EXTREMELY FAMOUS AND VERY PROMINENT AUTHOR EXECUTED

According to the article, the mood at the Kasino Nabochka had been uplifting. The Cirque du Soleil theater had been filled to capacity with people eager for the first public execution in more than a year. Face value of a ticket was US$74.95, but scalpers had been asking as much as four hundred a pop.

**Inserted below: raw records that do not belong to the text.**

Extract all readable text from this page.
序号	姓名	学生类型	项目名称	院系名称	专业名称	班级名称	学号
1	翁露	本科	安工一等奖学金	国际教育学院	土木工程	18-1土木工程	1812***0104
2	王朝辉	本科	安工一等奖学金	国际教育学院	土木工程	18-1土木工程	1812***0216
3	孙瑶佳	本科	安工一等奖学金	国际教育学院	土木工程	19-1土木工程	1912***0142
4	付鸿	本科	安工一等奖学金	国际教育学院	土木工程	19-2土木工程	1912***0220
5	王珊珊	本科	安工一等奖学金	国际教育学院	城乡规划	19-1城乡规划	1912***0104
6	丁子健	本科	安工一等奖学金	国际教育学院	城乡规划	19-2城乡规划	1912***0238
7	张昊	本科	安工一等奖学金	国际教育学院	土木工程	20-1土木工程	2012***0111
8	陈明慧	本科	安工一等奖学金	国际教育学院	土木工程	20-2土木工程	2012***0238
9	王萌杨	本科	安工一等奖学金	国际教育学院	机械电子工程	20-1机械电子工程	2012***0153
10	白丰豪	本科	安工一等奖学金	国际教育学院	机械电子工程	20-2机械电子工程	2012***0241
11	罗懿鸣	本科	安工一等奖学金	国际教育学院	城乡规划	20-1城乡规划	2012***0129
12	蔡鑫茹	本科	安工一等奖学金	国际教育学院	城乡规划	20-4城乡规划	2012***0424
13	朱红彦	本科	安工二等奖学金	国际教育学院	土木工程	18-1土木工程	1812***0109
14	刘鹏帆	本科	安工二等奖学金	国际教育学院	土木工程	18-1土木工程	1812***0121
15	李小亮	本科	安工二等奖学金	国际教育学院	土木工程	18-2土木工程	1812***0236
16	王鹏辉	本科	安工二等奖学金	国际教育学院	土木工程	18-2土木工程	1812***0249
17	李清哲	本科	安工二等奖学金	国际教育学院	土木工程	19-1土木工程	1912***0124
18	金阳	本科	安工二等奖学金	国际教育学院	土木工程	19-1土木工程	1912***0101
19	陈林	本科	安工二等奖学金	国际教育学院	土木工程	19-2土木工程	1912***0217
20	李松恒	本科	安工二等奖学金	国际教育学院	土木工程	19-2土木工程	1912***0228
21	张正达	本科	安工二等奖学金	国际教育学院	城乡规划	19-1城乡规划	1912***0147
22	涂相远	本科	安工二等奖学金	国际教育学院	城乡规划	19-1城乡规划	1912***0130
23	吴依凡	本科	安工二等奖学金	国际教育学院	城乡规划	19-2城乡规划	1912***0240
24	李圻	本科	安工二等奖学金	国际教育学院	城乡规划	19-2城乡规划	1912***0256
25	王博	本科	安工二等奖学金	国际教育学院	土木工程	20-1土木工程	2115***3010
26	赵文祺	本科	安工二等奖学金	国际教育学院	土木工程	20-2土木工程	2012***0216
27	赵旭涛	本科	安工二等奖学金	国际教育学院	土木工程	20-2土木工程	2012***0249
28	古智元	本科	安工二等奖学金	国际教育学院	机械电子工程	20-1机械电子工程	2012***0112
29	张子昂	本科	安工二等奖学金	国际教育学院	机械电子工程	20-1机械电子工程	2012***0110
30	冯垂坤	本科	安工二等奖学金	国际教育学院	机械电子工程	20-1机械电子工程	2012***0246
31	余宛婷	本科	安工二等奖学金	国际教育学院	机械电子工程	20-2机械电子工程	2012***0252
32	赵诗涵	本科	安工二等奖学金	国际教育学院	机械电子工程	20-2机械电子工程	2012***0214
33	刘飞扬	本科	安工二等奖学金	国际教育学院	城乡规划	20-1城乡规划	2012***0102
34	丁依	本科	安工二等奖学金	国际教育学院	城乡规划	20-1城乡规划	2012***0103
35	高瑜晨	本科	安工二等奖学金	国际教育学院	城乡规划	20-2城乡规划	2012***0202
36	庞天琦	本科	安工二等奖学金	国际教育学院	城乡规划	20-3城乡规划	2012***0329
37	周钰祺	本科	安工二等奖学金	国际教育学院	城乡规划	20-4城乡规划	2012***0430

The festivities kicked off with a rousing speech by Lord High President Kliment Thithyich. He promised the same bloody fate to anyone who dared cross him. Next there had been a dance performance by his entourage. In honor of the proceedings, the ladies wore special black “Grim Reaper” miniskirts and twirled neon sickles. The president had then decreed a weeklong reprieve from interest on all gambling debts owed to him. Seeing as how most of the populace was cripplingly in hock, this announcement elicited enthusiastic cheers. A T-shirt cannon was fired, and at last, the execution got under way. Notorious American hack thriller writer and international fugitive from justice A. S. Peppers was brought out hooded and handcuffed. He was made to kneel. The president asked if he had any last words. Peppers shook his hooded head, and the president made a joke about not having such a big vocabulary after all. Laughter and jeers flew at the condemned man. Thirteen sharpshooters took up positions. They raised their rifles. At the president’s command, they fired. Peppers’s bullet-riddled body was removed, the T-shirt cannon brought out once more, and accordion music played.